Partly it's more of "destroy an ecosystem". Among languages, Rust is at the frontlines of a continuing trend to remove GPL-licensed, community toolkits and put corporate-friendly, AI-friendly toolkits in their place, eg.: replacing grep with openaigrep, which would basically be step 2 in the process of privatizing or corporatizing the Linux ecosystem (and leads to the loss of a number of user freedoms).

[–] fruitcantfly@programming.dev 10 points 8 hours ago

Hopefully nobody tells the corpos that they can just use BSD if they want a MIT licensed kernel and user-land

[–] Neptr@lemmy.blahaj.zone 3 points 7 hours ago (1 children)

Licenses don't matter when corpos don't care anyways. Especially for training LLMs. They don't care about copyright.

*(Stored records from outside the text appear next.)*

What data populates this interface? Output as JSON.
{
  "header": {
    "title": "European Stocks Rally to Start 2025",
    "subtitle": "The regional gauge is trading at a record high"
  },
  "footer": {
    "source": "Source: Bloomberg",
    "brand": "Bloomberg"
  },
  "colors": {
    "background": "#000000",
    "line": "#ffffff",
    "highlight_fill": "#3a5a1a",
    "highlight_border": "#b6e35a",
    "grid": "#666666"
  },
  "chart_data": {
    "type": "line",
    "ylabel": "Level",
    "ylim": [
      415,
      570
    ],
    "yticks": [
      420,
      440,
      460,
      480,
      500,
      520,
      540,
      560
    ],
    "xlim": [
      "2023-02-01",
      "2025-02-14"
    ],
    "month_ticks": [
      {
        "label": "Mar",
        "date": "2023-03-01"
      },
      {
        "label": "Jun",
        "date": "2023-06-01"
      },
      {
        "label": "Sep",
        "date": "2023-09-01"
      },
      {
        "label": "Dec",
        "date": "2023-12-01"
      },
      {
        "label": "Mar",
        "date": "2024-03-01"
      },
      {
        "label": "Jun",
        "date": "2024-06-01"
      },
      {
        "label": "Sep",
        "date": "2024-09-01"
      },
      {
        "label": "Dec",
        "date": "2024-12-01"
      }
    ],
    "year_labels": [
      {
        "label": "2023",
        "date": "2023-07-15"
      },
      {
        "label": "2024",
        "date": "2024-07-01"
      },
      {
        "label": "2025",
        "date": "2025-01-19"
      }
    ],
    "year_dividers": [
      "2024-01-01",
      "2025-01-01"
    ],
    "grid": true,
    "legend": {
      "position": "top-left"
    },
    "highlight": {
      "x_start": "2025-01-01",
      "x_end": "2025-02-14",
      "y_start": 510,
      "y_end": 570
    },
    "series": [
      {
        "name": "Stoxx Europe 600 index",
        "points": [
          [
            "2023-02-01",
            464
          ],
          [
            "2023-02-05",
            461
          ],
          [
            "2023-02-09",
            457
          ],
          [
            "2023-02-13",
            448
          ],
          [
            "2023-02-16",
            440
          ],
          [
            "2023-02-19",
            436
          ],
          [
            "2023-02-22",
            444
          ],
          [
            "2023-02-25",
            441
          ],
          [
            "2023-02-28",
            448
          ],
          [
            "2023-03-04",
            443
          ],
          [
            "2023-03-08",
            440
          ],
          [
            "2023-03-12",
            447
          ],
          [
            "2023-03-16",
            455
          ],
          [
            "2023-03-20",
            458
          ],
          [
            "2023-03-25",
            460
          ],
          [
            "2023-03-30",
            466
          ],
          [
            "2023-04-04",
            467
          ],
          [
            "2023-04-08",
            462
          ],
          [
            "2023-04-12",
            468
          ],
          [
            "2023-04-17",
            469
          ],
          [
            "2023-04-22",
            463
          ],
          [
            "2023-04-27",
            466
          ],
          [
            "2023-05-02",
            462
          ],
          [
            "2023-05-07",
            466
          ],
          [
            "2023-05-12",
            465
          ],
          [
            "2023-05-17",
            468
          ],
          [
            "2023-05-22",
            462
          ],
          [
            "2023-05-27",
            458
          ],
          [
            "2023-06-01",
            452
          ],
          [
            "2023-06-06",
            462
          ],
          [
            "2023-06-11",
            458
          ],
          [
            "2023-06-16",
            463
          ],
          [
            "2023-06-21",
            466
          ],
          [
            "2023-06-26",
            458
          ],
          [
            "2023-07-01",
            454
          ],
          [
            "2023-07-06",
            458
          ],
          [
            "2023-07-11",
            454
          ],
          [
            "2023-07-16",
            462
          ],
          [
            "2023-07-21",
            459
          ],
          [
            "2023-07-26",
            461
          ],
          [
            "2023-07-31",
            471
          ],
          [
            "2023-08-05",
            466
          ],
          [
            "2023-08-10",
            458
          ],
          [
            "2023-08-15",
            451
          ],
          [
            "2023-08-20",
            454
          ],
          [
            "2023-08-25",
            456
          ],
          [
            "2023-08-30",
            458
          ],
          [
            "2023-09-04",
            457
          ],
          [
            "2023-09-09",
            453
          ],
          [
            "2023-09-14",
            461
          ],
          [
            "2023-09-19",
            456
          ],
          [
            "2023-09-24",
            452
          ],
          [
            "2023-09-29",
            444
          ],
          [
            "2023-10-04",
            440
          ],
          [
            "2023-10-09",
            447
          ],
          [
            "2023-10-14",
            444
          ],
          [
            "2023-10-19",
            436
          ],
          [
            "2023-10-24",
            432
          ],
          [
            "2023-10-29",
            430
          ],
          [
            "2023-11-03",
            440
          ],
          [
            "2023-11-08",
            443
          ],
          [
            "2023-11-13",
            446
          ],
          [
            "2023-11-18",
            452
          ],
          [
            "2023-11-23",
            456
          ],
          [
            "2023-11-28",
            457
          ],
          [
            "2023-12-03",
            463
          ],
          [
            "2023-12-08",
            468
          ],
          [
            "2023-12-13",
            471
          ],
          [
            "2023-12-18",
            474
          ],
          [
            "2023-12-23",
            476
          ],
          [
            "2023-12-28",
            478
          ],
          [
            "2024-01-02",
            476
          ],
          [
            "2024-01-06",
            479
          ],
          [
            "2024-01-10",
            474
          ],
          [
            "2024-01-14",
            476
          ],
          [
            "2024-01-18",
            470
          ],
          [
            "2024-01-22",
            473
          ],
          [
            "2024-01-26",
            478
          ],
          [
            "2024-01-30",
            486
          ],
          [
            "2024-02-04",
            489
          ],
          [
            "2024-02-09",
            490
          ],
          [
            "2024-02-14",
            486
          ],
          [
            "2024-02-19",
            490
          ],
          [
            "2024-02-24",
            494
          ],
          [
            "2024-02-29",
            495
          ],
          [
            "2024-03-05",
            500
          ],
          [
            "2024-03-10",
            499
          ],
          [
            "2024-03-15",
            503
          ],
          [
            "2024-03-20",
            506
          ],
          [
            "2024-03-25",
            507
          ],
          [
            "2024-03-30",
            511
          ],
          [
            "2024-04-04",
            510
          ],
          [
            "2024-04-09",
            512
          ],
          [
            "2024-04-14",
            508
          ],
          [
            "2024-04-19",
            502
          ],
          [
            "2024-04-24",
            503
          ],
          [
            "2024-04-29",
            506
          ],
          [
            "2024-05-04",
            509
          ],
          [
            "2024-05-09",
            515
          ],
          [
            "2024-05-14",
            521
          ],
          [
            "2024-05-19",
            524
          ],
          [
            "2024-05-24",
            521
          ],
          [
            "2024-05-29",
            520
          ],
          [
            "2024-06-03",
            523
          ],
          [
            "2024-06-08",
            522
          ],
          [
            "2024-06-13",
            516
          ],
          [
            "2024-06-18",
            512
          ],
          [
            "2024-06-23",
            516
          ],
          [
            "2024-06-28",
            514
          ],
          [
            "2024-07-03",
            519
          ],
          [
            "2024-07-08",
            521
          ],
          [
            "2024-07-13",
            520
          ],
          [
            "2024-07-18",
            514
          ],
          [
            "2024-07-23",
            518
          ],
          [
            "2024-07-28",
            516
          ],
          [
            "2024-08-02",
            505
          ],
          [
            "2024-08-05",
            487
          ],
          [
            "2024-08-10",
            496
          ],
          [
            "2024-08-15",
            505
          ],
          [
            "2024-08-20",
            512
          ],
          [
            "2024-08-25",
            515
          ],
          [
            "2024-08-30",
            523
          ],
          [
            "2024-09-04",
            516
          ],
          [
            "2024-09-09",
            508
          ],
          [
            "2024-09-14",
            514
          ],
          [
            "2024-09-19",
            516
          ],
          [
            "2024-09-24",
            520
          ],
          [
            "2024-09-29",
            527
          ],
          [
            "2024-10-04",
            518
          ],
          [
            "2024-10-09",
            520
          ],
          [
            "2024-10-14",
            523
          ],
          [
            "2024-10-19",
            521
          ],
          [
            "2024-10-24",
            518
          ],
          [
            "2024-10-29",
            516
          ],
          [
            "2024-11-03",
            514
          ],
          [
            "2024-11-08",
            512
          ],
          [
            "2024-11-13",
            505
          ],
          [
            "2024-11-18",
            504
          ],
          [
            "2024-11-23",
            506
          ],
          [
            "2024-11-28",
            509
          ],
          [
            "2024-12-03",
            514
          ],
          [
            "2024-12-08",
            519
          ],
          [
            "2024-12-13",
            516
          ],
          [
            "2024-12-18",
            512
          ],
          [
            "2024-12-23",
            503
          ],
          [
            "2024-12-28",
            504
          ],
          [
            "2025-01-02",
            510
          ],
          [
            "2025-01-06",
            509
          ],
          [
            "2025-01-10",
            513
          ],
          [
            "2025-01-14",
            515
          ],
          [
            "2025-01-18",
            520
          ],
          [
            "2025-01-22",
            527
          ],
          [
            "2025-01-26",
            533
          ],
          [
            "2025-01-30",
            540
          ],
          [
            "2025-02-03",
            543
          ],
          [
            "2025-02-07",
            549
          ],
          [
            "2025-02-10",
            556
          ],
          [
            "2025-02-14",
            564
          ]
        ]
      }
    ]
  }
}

I choose to use tools based on there merits over simply going "it has my favorite license." Even though I say that, I still prefer AGPL even though I understand that of the corpos want to steal, they'll steal it.

[–] lambalicious 2 points 6 hours ago

That's true, for now.

Licenses might not matter now but if enough of a communal current for respect of licenses and of punishment for license breaking ramps up, we might be able to see something like (L)GPL class action suits against large corporations, at which point it becomes possible to at least seek reparation for previous damages.

But as with anything and everything law-related, licenses are declarations of intent. Their validity is only substantiated by the holder's capacity to pursue punishment.